Diez B. Roggisch deets at nospam.web.de
Mon Oct 20 10:04:50 EDT 2008


Yves Dorfsman wrote:

> Can you put UTF-8 characters in a dbhash in python 2.5 ?
> It fails when I try:
> 
>     #!/bin/env python
>     # -*- coding: utf-8 -*-
>     
>     import dbhash
>     
>     db = dbhash.open('dbfile.db', 'w')
>     db[u'smiley'] = u'☺'
>     db.close()
> 
> Do I need to change the bsd db library, or there is no way to make it work
> with python 2.5 ?

Please write the following program and meditate at least 30min in front of
it:

while True:
   print "utf-8 is not unicode"

Once this seemingly minor detail has sunken in, you are ready to work with
the below variant that will work:

#!/bin/env python
# -*- coding: utf-8 -*-
import dbhash
db = dbhash.open('dbfile.db', 'w')
db[u'smiley'.encode('utf-8')] = u'☺'.encode('utf-8')
db.close()


What is the difference? The dbhash module can only work with *bytestrings*.
Bytestrings are just that - a sequence of 8-bit-values.

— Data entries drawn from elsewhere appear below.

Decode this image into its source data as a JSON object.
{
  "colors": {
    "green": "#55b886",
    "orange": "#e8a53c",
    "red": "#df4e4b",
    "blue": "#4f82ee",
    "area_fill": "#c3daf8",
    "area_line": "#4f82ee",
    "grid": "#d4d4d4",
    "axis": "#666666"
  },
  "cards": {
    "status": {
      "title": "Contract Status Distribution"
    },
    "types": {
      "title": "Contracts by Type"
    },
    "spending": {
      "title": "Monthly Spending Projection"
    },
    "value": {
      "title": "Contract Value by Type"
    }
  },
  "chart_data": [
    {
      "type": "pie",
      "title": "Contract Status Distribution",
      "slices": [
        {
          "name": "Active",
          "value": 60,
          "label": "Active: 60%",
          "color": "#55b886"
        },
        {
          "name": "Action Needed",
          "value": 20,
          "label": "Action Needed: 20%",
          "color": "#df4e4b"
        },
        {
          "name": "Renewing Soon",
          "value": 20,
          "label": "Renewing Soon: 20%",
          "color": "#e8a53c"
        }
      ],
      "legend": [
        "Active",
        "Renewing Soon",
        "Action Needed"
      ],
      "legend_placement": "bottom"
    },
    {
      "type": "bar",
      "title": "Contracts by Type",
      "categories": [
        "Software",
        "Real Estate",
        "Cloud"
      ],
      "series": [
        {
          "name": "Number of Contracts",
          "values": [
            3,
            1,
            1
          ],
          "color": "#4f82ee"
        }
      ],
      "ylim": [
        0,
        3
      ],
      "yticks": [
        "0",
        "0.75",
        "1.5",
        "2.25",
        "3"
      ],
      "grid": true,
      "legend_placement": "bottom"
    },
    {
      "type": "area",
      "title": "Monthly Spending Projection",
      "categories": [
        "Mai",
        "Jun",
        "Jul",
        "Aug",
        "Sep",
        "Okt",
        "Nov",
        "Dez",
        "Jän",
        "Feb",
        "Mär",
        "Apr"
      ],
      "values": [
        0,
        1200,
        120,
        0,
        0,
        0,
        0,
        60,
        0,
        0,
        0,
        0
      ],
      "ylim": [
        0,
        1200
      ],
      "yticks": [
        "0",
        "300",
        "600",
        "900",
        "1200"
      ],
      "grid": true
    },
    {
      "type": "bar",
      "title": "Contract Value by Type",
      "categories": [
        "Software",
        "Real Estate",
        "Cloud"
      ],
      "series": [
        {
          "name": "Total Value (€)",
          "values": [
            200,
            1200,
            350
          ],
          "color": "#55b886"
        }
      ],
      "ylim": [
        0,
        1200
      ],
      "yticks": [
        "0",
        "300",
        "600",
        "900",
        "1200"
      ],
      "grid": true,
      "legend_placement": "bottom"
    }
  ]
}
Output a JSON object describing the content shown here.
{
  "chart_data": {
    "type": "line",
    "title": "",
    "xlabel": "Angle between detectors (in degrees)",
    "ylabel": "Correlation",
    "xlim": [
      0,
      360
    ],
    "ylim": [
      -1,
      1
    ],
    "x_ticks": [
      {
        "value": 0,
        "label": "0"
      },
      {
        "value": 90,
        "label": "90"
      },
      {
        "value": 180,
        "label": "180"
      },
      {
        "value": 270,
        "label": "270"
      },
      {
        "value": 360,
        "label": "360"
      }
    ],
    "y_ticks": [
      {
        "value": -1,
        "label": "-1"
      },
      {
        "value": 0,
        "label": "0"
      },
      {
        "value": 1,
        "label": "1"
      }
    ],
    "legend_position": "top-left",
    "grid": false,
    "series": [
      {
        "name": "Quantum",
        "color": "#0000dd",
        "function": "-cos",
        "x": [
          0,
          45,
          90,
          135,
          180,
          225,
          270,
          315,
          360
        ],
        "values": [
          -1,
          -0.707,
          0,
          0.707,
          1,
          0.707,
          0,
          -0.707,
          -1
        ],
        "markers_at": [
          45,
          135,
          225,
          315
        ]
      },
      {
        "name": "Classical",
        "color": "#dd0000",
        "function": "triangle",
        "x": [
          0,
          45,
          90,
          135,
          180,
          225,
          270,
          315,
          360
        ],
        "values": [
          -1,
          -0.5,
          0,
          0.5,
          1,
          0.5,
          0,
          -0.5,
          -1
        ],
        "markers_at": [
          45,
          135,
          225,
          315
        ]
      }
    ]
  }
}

u""-literals are *unicode objects*. These are an abstract sequence of
characters, smileys or others.

Now the real world of databases, network-connections and harddrives doesn't
know about unicode. They only know bytes. So before you can write to them,
you need to "encode" the unicode data to a byte-stream-representation.
There are quite a few of these, e.g. latin1, or the aforementioned UTF-8,
which has the property that it can render *all* unicode characters,
potentially needing more than one byte per character.

Which is why the code above has those encode-calls on the unicode-objects.

But beware! Once you encoded the data, there is no way to *know* it's
encoding. So when reading the data, you will get *bytestrings*. So you need
to "decode" them, with the proper encoding. In this case, again utf-8.

Which brings us to the second part of the program:

db = dbhash.open('dbfile.db')
smiley = db[u'smiley'.encode('utf-8')].decode('utf-8')

print smiley.encode('utf-8')


The last encode is there to print out the smiley on a terminal - one of
those pesky bytestream-eaters that don't know about unicode.